Hard to Simulate: It can be difficult and challenging to simulate chaotic scenarios, or to create realistic scenarios that mimic real-world conditions. This is because systems consist of components that are dependent on each other. Therefore, simulating failures can have a ripple effect, making it difficult to predict outcomes and analyse results.
Types of Testing in Chaos Engineering
Types of experiments in chaos engineering include;
Dependency Failures: Dependency testing focuses on dependencies such as databases, APIs, microservices, etc. Chaos engineers can introduce chaos or stimulate scenarios where a service is unavailable and test the system's resilience during such failure.
Network Latency Test: Increase network latency to see how the system handles slow communication or how quickly it can send and receive data.
DDoS (Distributed Denial of Service) Attack: This involves sending high volumes of traffic to simulate the system’s response to DDoS attacks.
Blackhole Attack: A blackhole attack drops targeted IP packets at the transport level, shutting off communication to and from a component.

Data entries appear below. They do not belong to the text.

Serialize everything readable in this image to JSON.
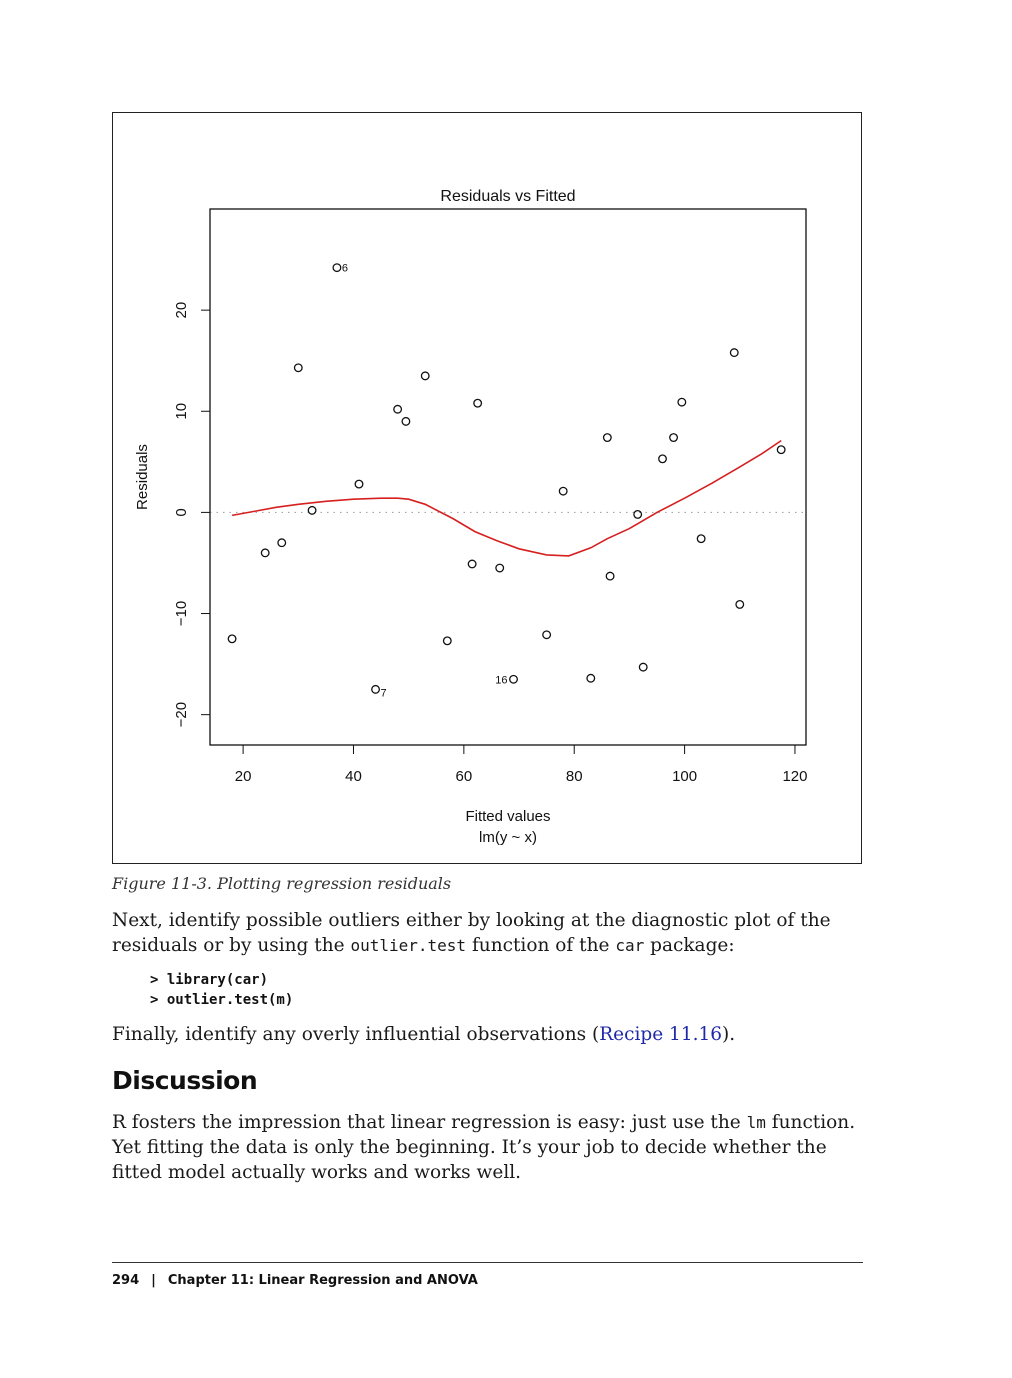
{
  "figure": {
    "caption": "Figure 11-3. Plotting regression residuals"
  },
  "chart_data": {
    "type": "scatter",
    "title": "Residuals vs Fitted",
    "xlabel": "Fitted values",
    "xlabel_sub": "lm(y ~ x)",
    "ylabel": "Residuals",
    "xlim": [
      14,
      122
    ],
    "ylim": [
      -23,
      30
    ],
    "x_ticks": [
      20,
      40,
      60,
      80,
      100,
      120
    ],
    "y_ticks": [
      -20,
      -10,
      0,
      10,
      20
    ],
    "y_tick_labels": [
      "−20",
      "−10",
      "0",
      "10",
      "20"
    ],
    "reference_line_y": 0,
    "points": [
      {
        "x": 18,
        "y": -12.5
      },
      {
        "x": 24,
        "y": -4
      },
      {
        "x": 27,
        "y": -3
      },
      {
        "x": 30,
        "y": 14.3
      },
      {
        "x": 32.5,
        "y": 0.2
      },
      {
        "x": 37,
        "y": 24.2,
        "label": "6"
      },
      {
        "x": 41,
        "y": 2.8
      },
      {
        "x": 44,
        "y": -17.5,
        "label": "7"
      },
      {
        "x": 48,
        "y": 10.2
      },
      {
        "x": 49.5,
        "y": 9
      },
      {
        "x": 53,
        "y": 13.5
      },
      {
        "x": 57,
        "y": -12.7
      },
      {
        "x": 61.5,
        "y": -5.1
      },
      {
        "x": 62.5,
        "y": 10.8
      },
      {
        "x": 66.5,
        "y": -5.5
      },
      {
        "x": 69,
        "y": -16.5,
        "label": "16"
      },
      {
        "x": 75,
        "y": -12.1
      },
      {
        "x": 78,
        "y": 2.1
      },
      {
        "x": 83,
        "y": -16.4
      },
      {
        "x": 86,
        "y": 7.4
      },
      {
        "x": 86.5,
        "y": -6.3
      },
      {
        "x": 91.5,
        "y": -0.2
      },
      {
        "x": 92.5,
        "y": -15.3
      },
      {
        "x": 96,
        "y": 5.3
      },
      {
        "x": 98,
        "y": 7.4
      },
      {
        "x": 99.5,
        "y": 10.9
      },
      {
        "x": 103,
        "y": -2.6
      },
      {
        "x": 109,
        "y": 15.8
      },
      {
        "x": 110,
        "y": -9.1
      },
      {
        "x": 117.5,
        "y": 6.2
      }
    ],
    "smooth_line": {
      "color": "#d62020",
      "x": [
        18,
        22,
        26,
        30,
        35,
        40,
        45,
        48,
        50,
        53,
        58,
        62,
        66,
        70,
        75,
        79,
        83,
        86,
        90,
        95,
        100,
        105,
        110,
        114,
        117.5
      ],
      "y": [
        -0.3,
        0.1,
        0.5,
        0.8,
        1.1,
        1.3,
        1.4,
        1.4,
        1.3,
        0.8,
        -0.6,
        -1.9,
        -2.8,
        -3.6,
        -4.2,
        -4.3,
        -3.5,
        -2.6,
        -1.6,
        0.0,
        1.4,
        2.9,
        4.5,
        5.8,
        7.1
      ]
    }
  },
  "text": {
    "para1_a": "Next, identify possible outliers either by looking at the diagnostic plot of the residuals or by using the ",
    "para1_code1": "outlier.test",
    "para1_b": " function of the ",
    "para1_code2": "car",
    "para1_c": " package:",
    "code_line1": "> library(car)",
    "code_line2": "> outlier.test(m)",
    "para2_a": "Finally, identify any overly influential observations (",
    "para2_link": "Recipe 11.16",
    "para2_b": ").",
    "heading": "Discussion",
    "para3_a": "R fosters the impression that linear regression is easy: just use the ",
    "para3_code": "lm",
    "para3_b": " function. Yet fitting the data is only the beginning. It’s your job to decide whether the fitted model actually works and works well."
  },
  "footer": {
    "page_number": "294",
    "separator": "|",
    "chapter": "Chapter 11:  Linear Regression and ANOVA"
  }
}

Packet Loss and Corruption:This involves mimicking poor or mobile internet connections to see how components of the entire application respond to faulty or missing data.
The software landscape is evolving, and the industry is moving beyond reactive chaos engineering and adapting a more proactive approach to building resilient systems. This involves a shift from breaking things to designing systems that are fault-tolerant and self-healing.

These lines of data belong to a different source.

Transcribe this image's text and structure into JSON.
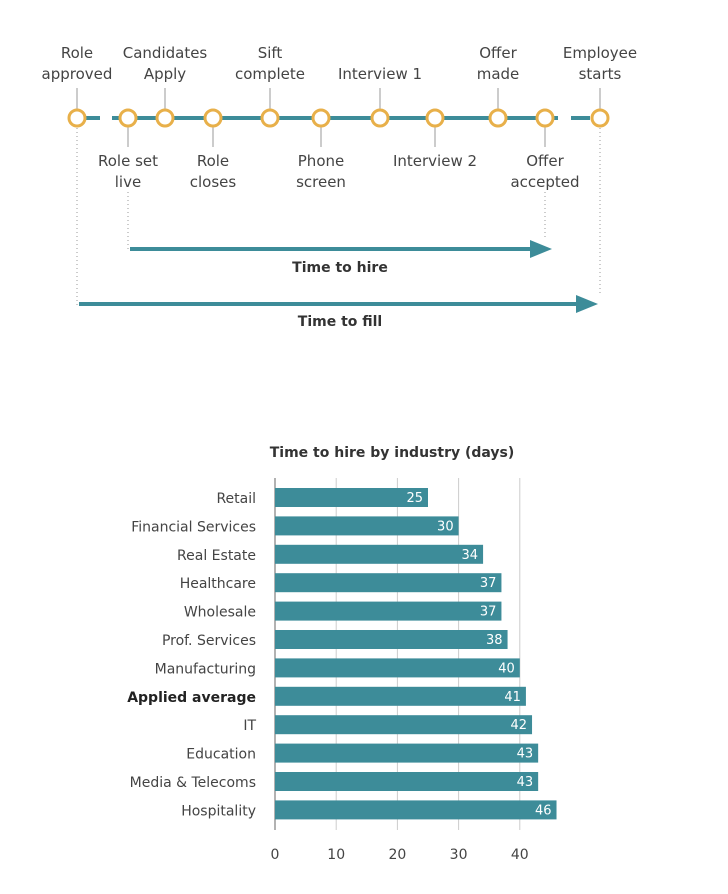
{
  "timeline": {
    "milestones_above": [
      {
        "id": "role-approved",
        "lines": [
          "Role",
          "approved"
        ]
      },
      {
        "id": "candidates-apply",
        "lines": [
          "Candidates",
          "Apply"
        ]
      },
      {
        "id": "sift-complete",
        "lines": [
          "Sift",
          "complete"
        ]
      },
      {
        "id": "interview-1",
        "lines": [
          "Interview 1"
        ]
      },
      {
        "id": "offer-made",
        "lines": [
          "Offer",
          "made"
        ]
      },
      {
        "id": "employee-starts",
        "lines": [
          "Employee",
          "starts"
        ]
      }
    ],
    "milestones_below": [
      {
        "id": "role-set-live",
        "lines": [
          "Role set",
          "live"
        ]
      },
      {
        "id": "role-closes",
        "lines": [
          "Role",
          "closes"
        ]
      },
      {
        "id": "phone-screen",
        "lines": [
          "Phone",
          "screen"
        ]
      },
      {
        "id": "interview-2",
        "lines": [
          "Interview 2"
        ]
      },
      {
        "id": "offer-accepted",
        "lines": [
          "Offer",
          "accepted"
        ]
      }
    ],
    "time_to_hire_label": "Time to hire",
    "time_to_fill_label": "Time to fill",
    "colors": {
      "line": "#3d8c99",
      "node": "#e8b04a",
      "guide": "#999999"
    }
  },
  "chart_data": {
    "type": "bar",
    "orientation": "horizontal",
    "title": "Time to hire by industry (days)",
    "categories": [
      "Retail",
      "Financial Services",
      "Real Estate",
      "Healthcare",
      "Wholesale",
      "Prof. Services",
      "Manufacturing",
      "Applied average",
      "IT",
      "Education",
      "Media & Telecoms",
      "Hospitality"
    ],
    "values": [
      25,
      30,
      34,
      37,
      37,
      38,
      40,
      41,
      42,
      43,
      43,
      46
    ],
    "highlighted_category": "Applied average",
    "xticks": [
      0,
      10,
      20,
      30,
      40
    ],
    "xlim": [
      0,
      46
    ],
    "grid": true,
    "bar_color": "#3d8c99",
    "grid_color": "#cccccc"
  }
}
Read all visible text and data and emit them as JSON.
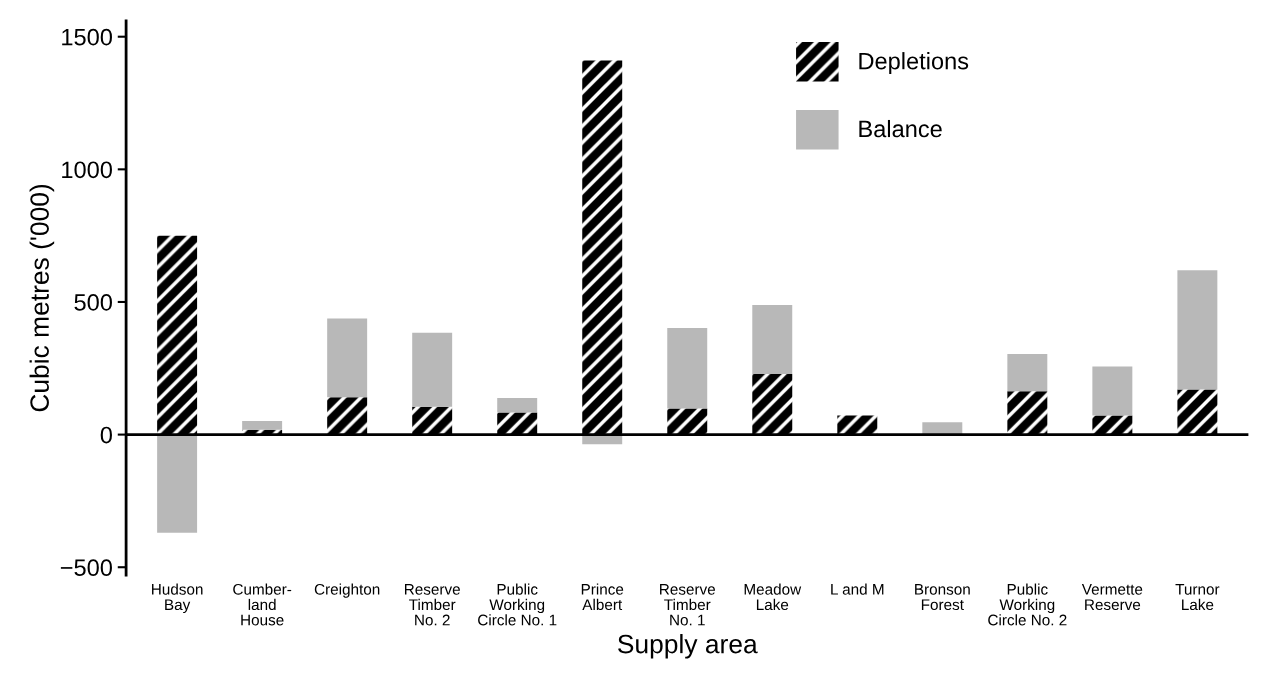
{
  "chart_data": {
    "type": "bar",
    "stacked": true,
    "xlabel": "Supply area",
    "ylabel": "Cubic metres ('000)",
    "categories": [
      "Hudson\nBay",
      "Cumber-\nland\nHouse",
      "Creighton",
      "Reserve\nTimber\nNo. 2",
      "Public\nWorking\nCircle No. 1",
      "Prince\nAlbert",
      "Reserve\nTimber\nNo. 1",
      "Meadow\nLake",
      "L and M",
      "Bronson\nForest",
      "Public\nWorking\nCircle No. 2",
      "Vermette\nReserve",
      "Turnor\nLake"
    ],
    "series": [
      {
        "name": "Depletions",
        "color": "#000000",
        "values": [
          750,
          18,
          141,
          105,
          83,
          1410,
          98,
          228,
          72,
          0,
          163,
          72,
          170
        ]
      },
      {
        "name": "Balance",
        "color": "#b8b8b8",
        "values": [
          -370,
          33,
          297,
          279,
          55,
          -36,
          304,
          261,
          0,
          47,
          141,
          185,
          450
        ]
      }
    ],
    "ylim": [
      -530,
      1560
    ],
    "yticks": [
      {
        "value": -500,
        "label": "−500"
      },
      0,
      500,
      1000,
      1500
    ],
    "ref_lines": [
      {
        "axis": "y",
        "value": 0
      }
    ],
    "legend": "top right",
    "grid": false
  }
}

Designing systems for resilience
Resilience is incorporated into the core design of software systems instead of relying on chaos engineering to discover and address weaknesses. Therefore, building fault-tolerant and self-healing capabilities from the onset ensures that the system can withstand and recover from outages without significantly impacting users or services.
Observability and Continuous Improvement
The modern software landscape places emphasis on observability and continuous improvement. Monitoring and observability tools provide real-time visibility into system performance, allowing engineers identify and address potential issues before they become critical issues.
Shifting Left
This is the evolution of chaos engineering that empowers developers to build resilient systems from the early stage instead of relying on chaos engineering experts. This approach involves providing developers with the right tools and processes to integrate into their code from the onset to minimise the impact of failures.

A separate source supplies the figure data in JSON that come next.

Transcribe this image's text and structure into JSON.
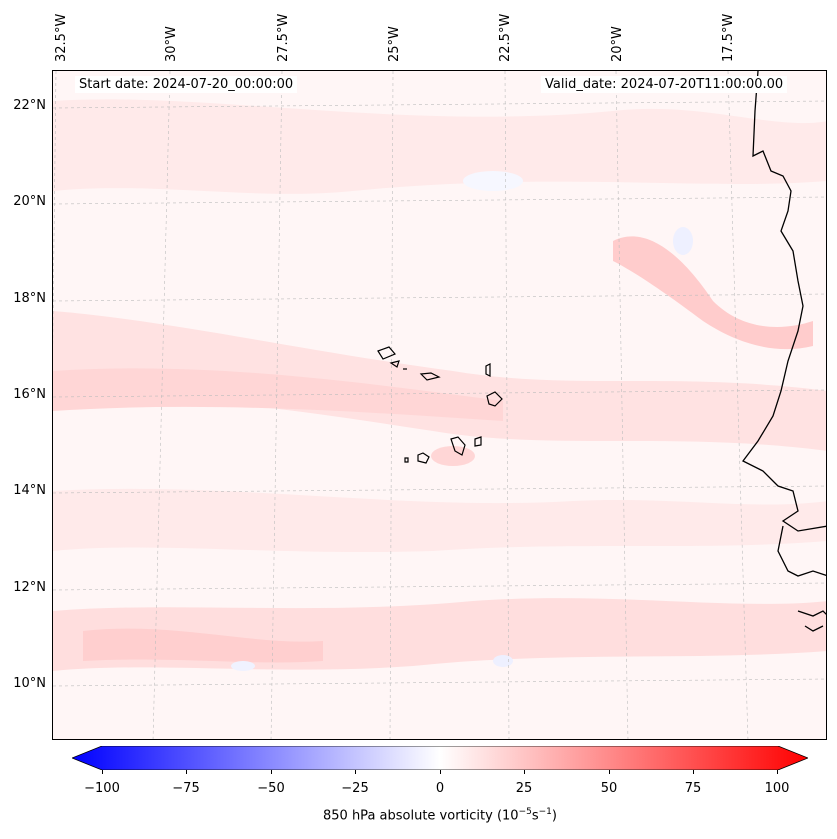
{
  "map": {
    "start_date": "Start date: 2024-07-20_00:00:00",
    "valid_date": "Valid_date: 2024-07-20T11:00:00.00",
    "lon_labels": [
      "32.5°W",
      "30°W",
      "27.5°W",
      "25°W",
      "22.5°W",
      "20°W",
      "17.5°W"
    ],
    "lat_labels": [
      "22°N",
      "20°N",
      "18°N",
      "16°N",
      "14°N",
      "12°N",
      "10°N"
    ],
    "field": "850 hPa absolute vorticity",
    "colors": {
      "negative_max": "#0000ff",
      "neutral": "#ffffff",
      "positive_max": "#ff0000",
      "coast": "#000000",
      "grid": "#b0b0b0"
    }
  },
  "colorbar": {
    "ticks": [
      "−100",
      "−75",
      "−50",
      "−25",
      "0",
      "25",
      "50",
      "75",
      "100"
    ],
    "min": -100,
    "max": 100,
    "label_prefix": "850 hPa absolute vorticity (10",
    "label_exp1": "−5",
    "label_mid": "s",
    "label_exp2": "−1",
    "label_suffix": ")"
  }
}
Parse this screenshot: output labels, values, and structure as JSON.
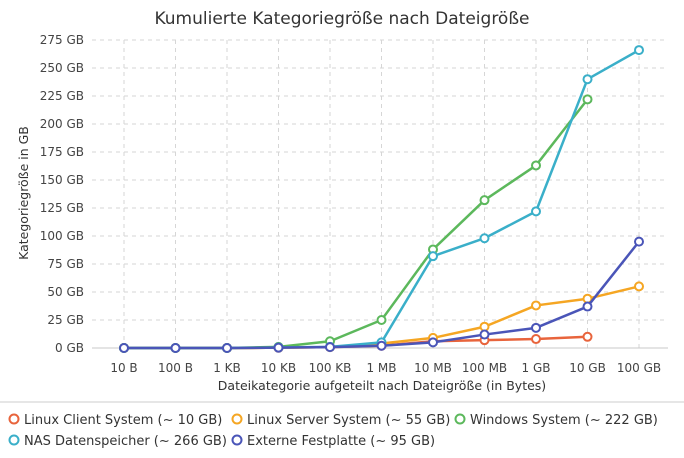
{
  "chart_data": {
    "type": "line",
    "title": "Kumulierte Kategoriegröße nach Dateigröße",
    "xlabel": "Dateikategorie aufgeteilt nach Dateigröße (in Bytes)",
    "ylabel": "Kategoriegröße in GB",
    "categories": [
      "10 B",
      "100 B",
      "1 KB",
      "10 KB",
      "100 KB",
      "1 MB",
      "10 MB",
      "100 MB",
      "1 GB",
      "10 GB",
      "100 GB"
    ],
    "y_ticks": [
      "0 GB",
      "25 GB",
      "50 GB",
      "75 GB",
      "100 GB",
      "125 GB",
      "150 GB",
      "175 GB",
      "200 GB",
      "225 GB",
      "250 GB",
      "275 GB"
    ],
    "ylim": [
      0,
      275
    ],
    "grid": true,
    "legend_position": "bottom",
    "series": [
      {
        "name": "Linux Client System (~ 10 GB)",
        "color": "#e8643c",
        "values": [
          0,
          0,
          0,
          0.3,
          0.8,
          2,
          6,
          7,
          8,
          10,
          null
        ]
      },
      {
        "name": "Linux Server System (~ 55 GB)",
        "color": "#f5a623",
        "values": [
          0,
          0,
          0,
          0.3,
          0.8,
          4,
          9,
          19,
          38,
          44,
          55
        ]
      },
      {
        "name": "Windows System (~ 222 GB)",
        "color": "#5cb85c",
        "values": [
          0,
          0,
          0,
          1,
          6,
          25,
          88,
          132,
          163,
          222,
          null
        ]
      },
      {
        "name": "NAS Datenspeicher (~ 266 GB)",
        "color": "#3aafc9",
        "values": [
          0,
          0,
          0,
          0.5,
          1,
          5,
          82,
          98,
          122,
          240,
          266
        ]
      },
      {
        "name": "Externe Festplatte (~ 95 GB)",
        "color": "#4a55b8",
        "values": [
          0,
          0,
          0,
          0.3,
          0.8,
          2,
          5,
          12,
          18,
          37,
          95
        ]
      }
    ]
  }
}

Here are couple of tools you can use to perform chaos engineering;
Litmus
Litmus helps chaos engineers carry out controlled tests in the production stage. Engineers implement log capturing, detect bugs, run test suites and generate reports.
Chaos Mesh
Specific for cloud applications, Chaos mesh provides a dashboard with various built-in experiments and timeframes to inject chaos into software systems. Engineers can design custom experiments and perform status checks of different components and development stages either during pre-production or post-production.
Gremlin
Gremlin is a Paid chaos engineering tool that provides engineers with three attack modes and failure scenarios to help develop resilient and reliable software. It also offers features like latency injections, memory leak testing, CLI support, and so on.
Chaos Monkey
Chaos monkey is an open-source tool that can be used to detect system blockage and also provide solutions to resolve them.
AWS Fault Injection Simulator
AWS fault injection service is a resilience testing tool for setting up and running controlled fault injection experiments across various AWS services, enabling teams to build a confident and efficient application. It is used to find performance bottlenecks and other weaknesses missed by traditional software tests.